Une voiture dans l’entrée de cette maison grise. Le coffre est ouvert, les clés dans la serrure, la porte de la maison se referme doucement. Je prédis alors la venue d’une personne qui sortira de la maison, se rendra jusqu’à la voiture, prendra le dernier sac d’épicerie, refermera avec difficulté le coffre, et avec la main libre retirera les clés. Quelques secondes s’écoulent et je vois ce que je viens de concevoir, auquel la réalité a ajouté une précision: la personne est un homme à casquette dans la cinquantaine.
Une citrouille géante plane au-dessus du Monde, et mon regard va jusqu’au bout de la Terre.
Une fois rendu, je traverse le stationnement et franchis les portes vitrées.
À l'intérieur, c’est comme si l’Halloween était déjà finie. Pour eux c’est la période qui précède le Jour qui compte. Aujourd’hui (ou demain au plus tard) de jeunes étalagistes commenceront à ranger les guirlandes noires et oranges, les citrouilles de plastique, les masques de caoutchouc puants, les lampes de poche (qui sous des couverts de fête et d’amusement ne sont en fait que des instruments de "sécurité" décrétés par les autorités); on va aussi ranger les chandelles en forme de sorcières, les balais manufacturés expéditivement en usines, les haches et les épées de plastique vide, les perruques, les cassettes de bruits "effrayants", les fausses toiles d’araignées et les maquillages, et puis ils mettront toutes les friandises invendues dans un grand bac, où elles seront écoulées à rabais.
Lentement on commencera à installer les produits et les décorations de Noël. Déjà ils commencent à faire jouer de la musique de Noël, ne faisant plaisir à personne.
Voyant la musique comme autre chose qu’un aide-mémoire, je sors du magasin; voyant autre chose dans un stationnement qu’un simple espace de rangement pour les voitures, je quitte le centre commercial; voyant autre chose dans les nuages que des préliminaires de mauvais temps, je m’éloigne de ces gens préoccupés et je vais m’asseoir dans un parc.

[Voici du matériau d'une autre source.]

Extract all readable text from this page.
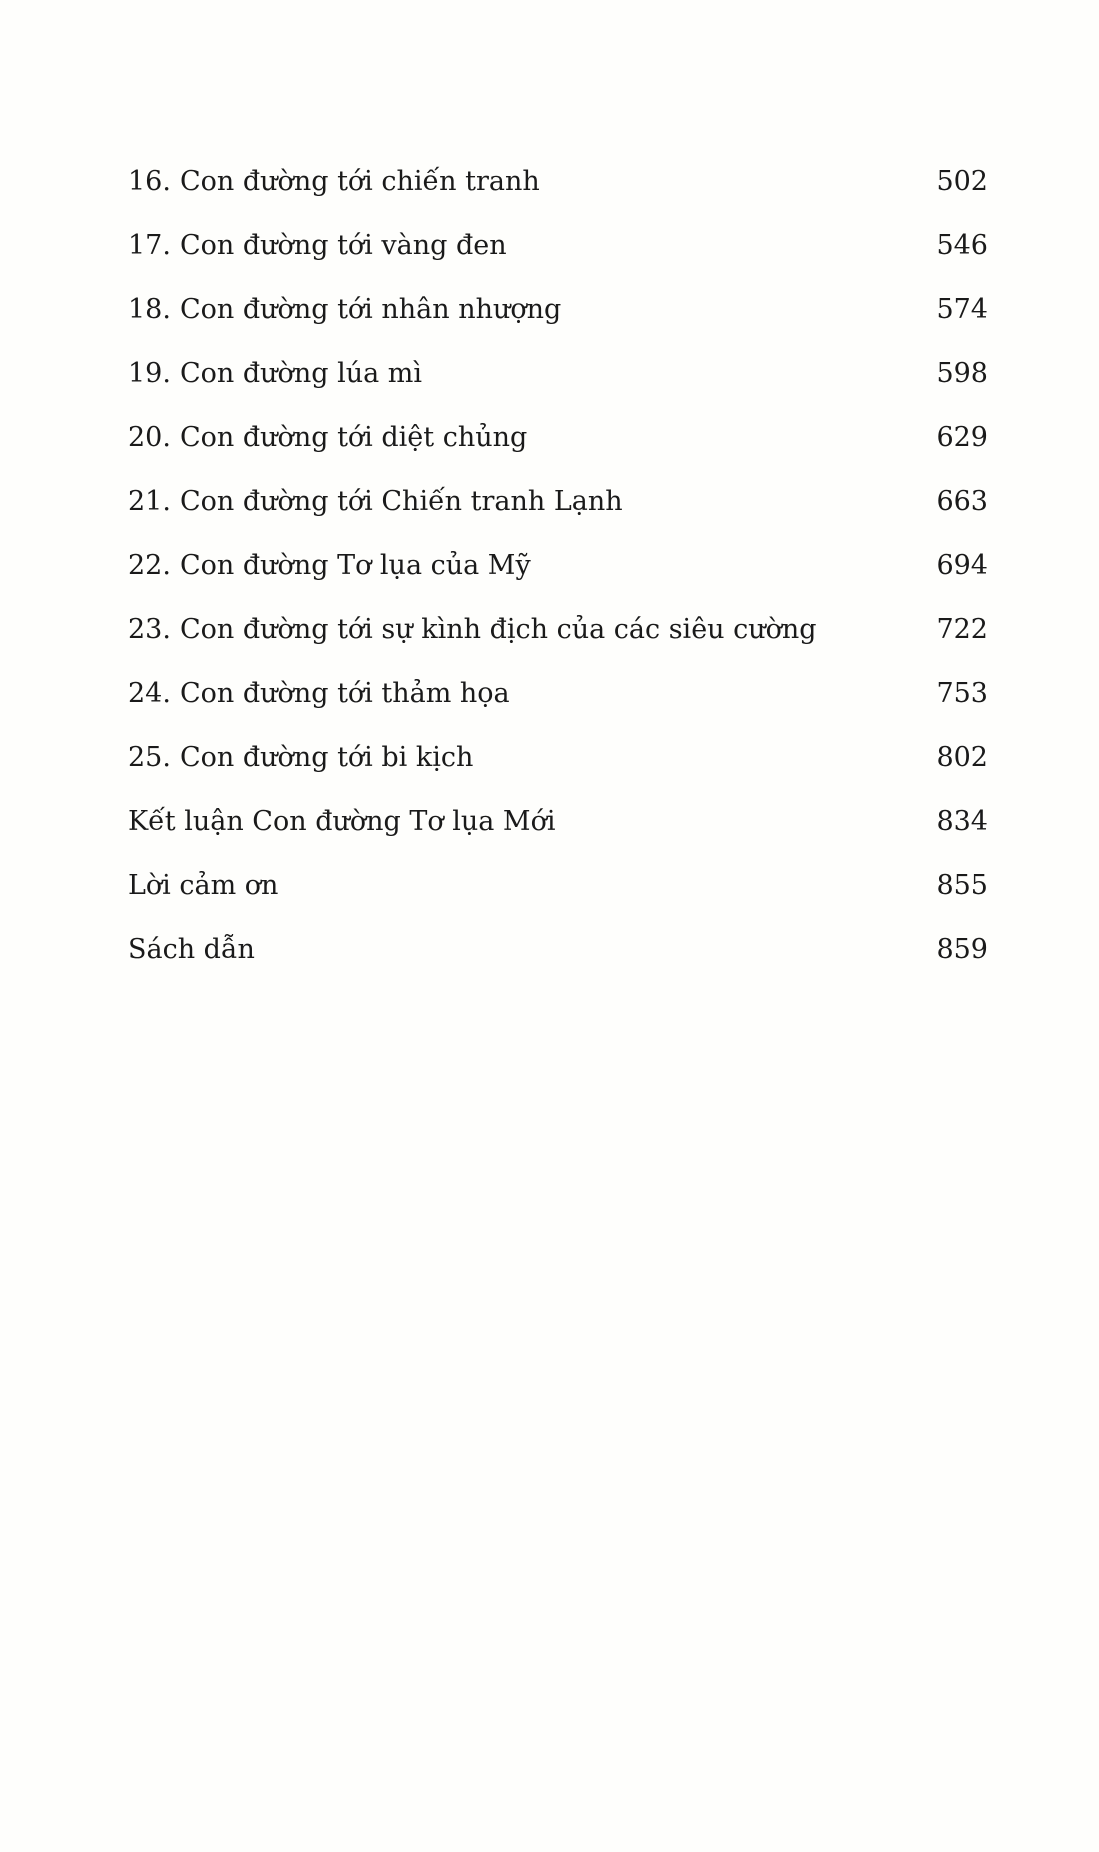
16. Con đường tới chiến tranh	502
17. Con đường tới vàng đen	546
18. Con đường tới nhân nhượng	574
19. Con đường lúa mì	598
20. Con đường tới diệt chủng	629
21. Con đường tới Chiến tranh Lạnh	663
22. Con đường Tơ lụa của Mỹ	694
23. Con đường tới sự kình địch của các siêu cường	722
24. Con đường tới thảm họa	753
25. Con đường tới bi kịch	802
Kết luận Con đường Tơ lụa Mới	834
Lời cảm ơn	855
Sách dẫn	859
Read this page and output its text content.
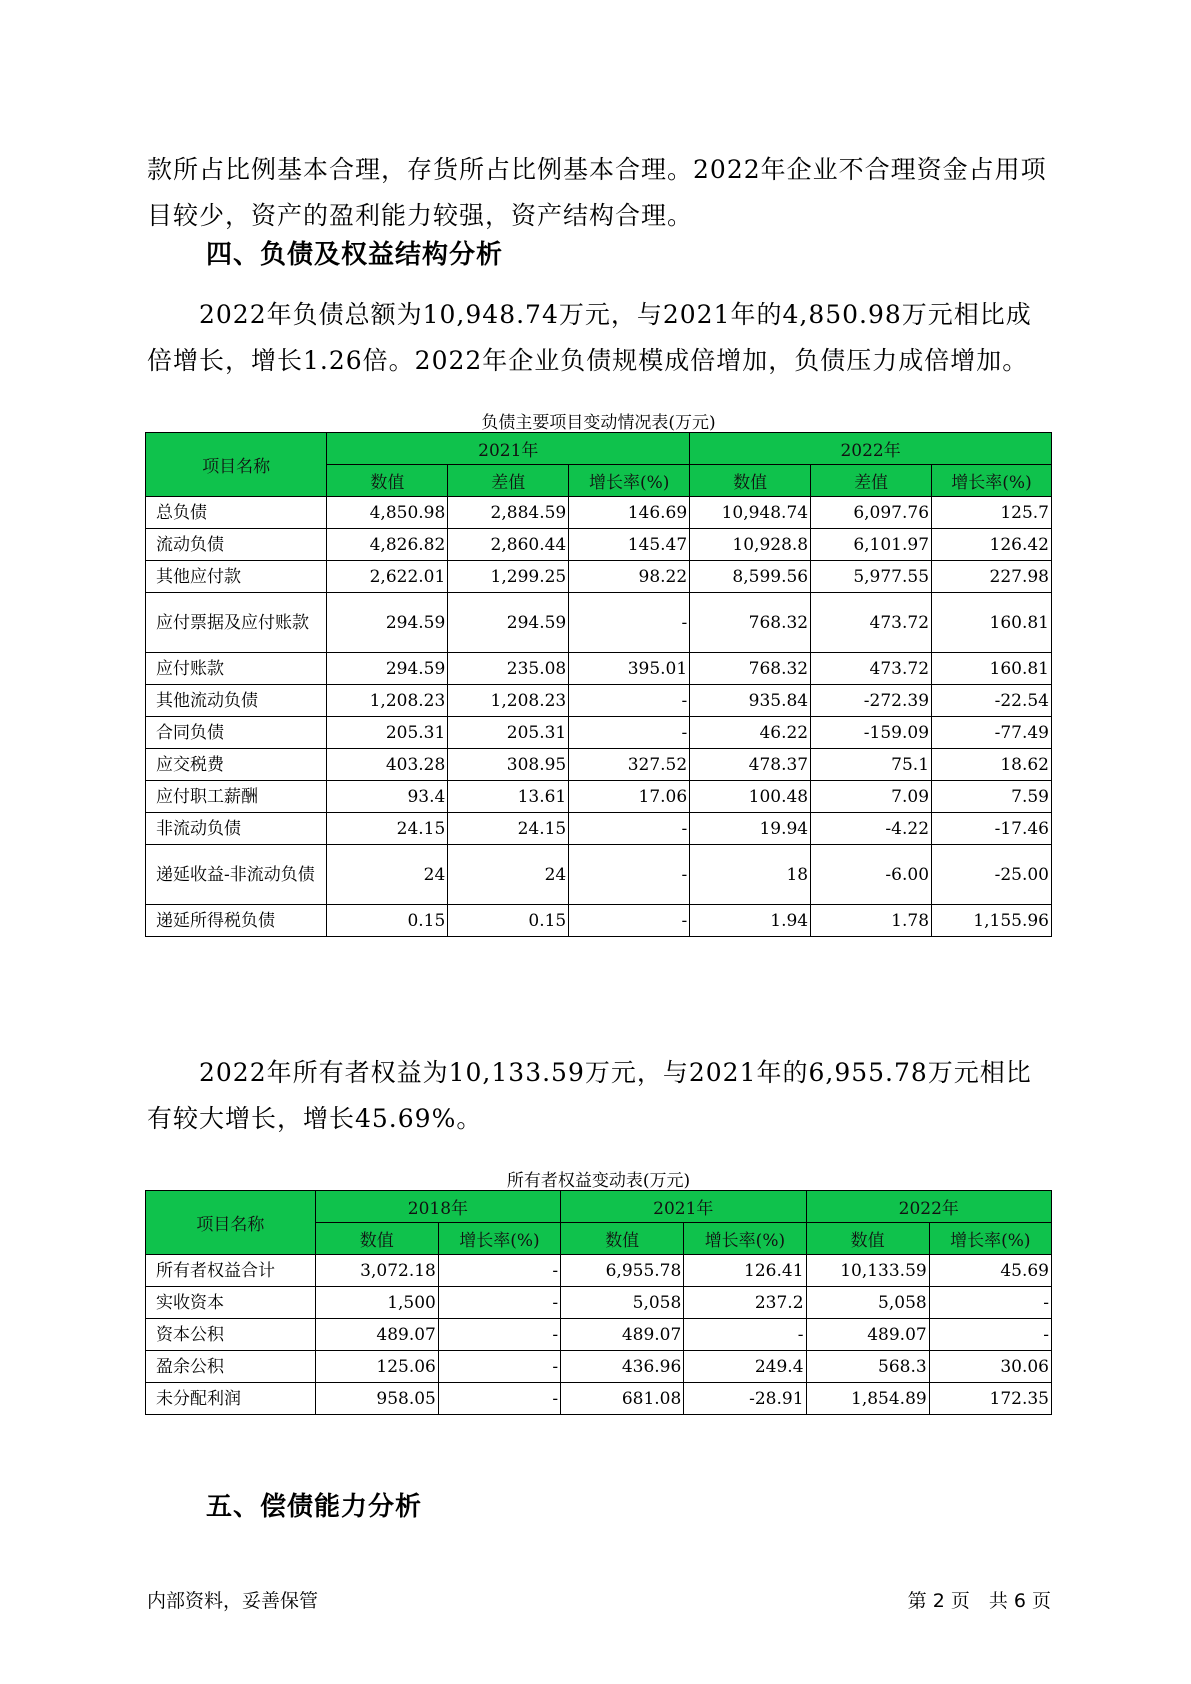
款所占比例基本合理，存货所占比例基本合理。2022年企业不合理资金占用项目较少，资产的盈利能力较强，资产结构合理。

四、负债及权益结构分析

2022年负债总额为10,948.74万元，与2021年的4,850.98万元相比成倍增长，增长1.26倍。2022年企业负债规模成倍增加，负债压力成倍增加。

负债主要项目变动情况表(万元)

项目名称	2021年			2022年		
	数值	差值	增长率(%)	数值	差值	增长率(%)
总负债	4,850.98	2,884.59	146.69	10,948.74	6,097.76	125.7
流动负债	4,826.82	2,860.44	145.47	10,928.8	6,101.97	126.42
其他应付款	2,622.01	1,299.25	98.22	8,599.56	5,977.55	227.98
应付票据及应付账款	294.59	294.59	-	768.32	473.72	160.81
应付账款	294.59	235.08	395.01	768.32	473.72	160.81
其他流动负债	1,208.23	1,208.23	-	935.84	-272.39	-22.54
合同负债	205.31	205.31	-	46.22	-159.09	-77.49
应交税费	403.28	308.95	327.52	478.37	75.1	18.62
应付职工薪酬	93.4	13.61	17.06	100.48	7.09	7.59
非流动负债	24.15	24.15	-	19.94	-4.22	-17.46
递延收益-非流动负债	24	24	-	18	-6.00	-25.00
递延所得税负债	0.15	0.15	-	1.94	1.78	1,155.96

2022年所有者权益为10,133.59万元，与2021年的6,955.78万元相比有较大增长，增长45.69%。

所有者权益变动表(万元)

项目名称	2018年		2021年		2022年	
	数值	增长率(%)	数值	增长率(%)	数值	增长率(%)
所有者权益合计	3,072.18	-	6,955.78	126.41	10,133.59	45.69
实收资本	1,500	-	5,058	237.2	5,058	-
资本公积	489.07	-	489.07	-	489.07	-
盈余公积	125.06	-	436.96	249.4	568.3	30.06
未分配利润	958.05	-	681.08	-28.91	1,854.89	172.35
五、偿债能力分析
内部资料，妥善保管	第 2 页　共 6 页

Le quartier est calme. Les enfants sont à l’école, et une grande partie des adultes sont au travail. Je vois une mère et sa petite fille près de la glissade, mais elles ne savent pas que je suis là. Je ne vois personne d’autre. À mes yeux, la ville paisible qui m’entoure est profonde et résonante. Le ciel gris dissémine une luminosité pure et neutre, détachant clairement cette balançoire de cette herbe, cette clôture de cet arbre, ce banc de cette poubelle. Tout me semble statique et bien défini. Cette femme qui attrape sa petite fille au bas de la glissade me touche personnellement, elle est compagne de mon humanité, elle est noble, justifiée. Les troncs des arbres gris viennent ponctuer le décor de ces maisons diverses. La richesse de cette géographie, de cette architecture, de la disposition des jeux dans le parc… mon cœur n’est en ce moment qu’une seule chose: Conscience du Monde. L'observation complète, l’appréciation totale. Je vois la forêt qui poussait ici il y a quelques siècles; l’océan qui y grommelait il y a des millions d'années… les nouveaux développements immobiliers et commerciaux qui un jour remplaceront le parc… tout est autour de moi, espace et temps, circonférence fabuleuse. Je suis dans un état que je ne peux appeler que visionnaire. C'est ma raison de vivre.
À regarder ou à peser les choses dans mon esprit, j’en viens à être intéressé par tout, à passer de longs moments de réflexion devant chaque chose. Des contemplations qui sont autant imaginations que déductions qu’hallucinations que visions.
Une voiture dans l’entrée de cette maison grise. Le coffre est ouvert, les clés dans la serrure, la porte de la maison se referme doucement. Je prédis alors la venue d’une personne qui sortira de la maison, se rendra jusqu’à la voiture, prendra le dernier sac d’épicerie, refermera avec difficulté le coffre, et avec la main libre retirera les clés. Quelques secondes s’écoulent et je vois ce que je viens de concevoir, auquel la réalité a ajouté une précision: la personne est un homme à casquette dans la cinquantaine.
Une citrouille géante plane au-dessus du Monde, et mon regard va jusqu’au bout de la Terre.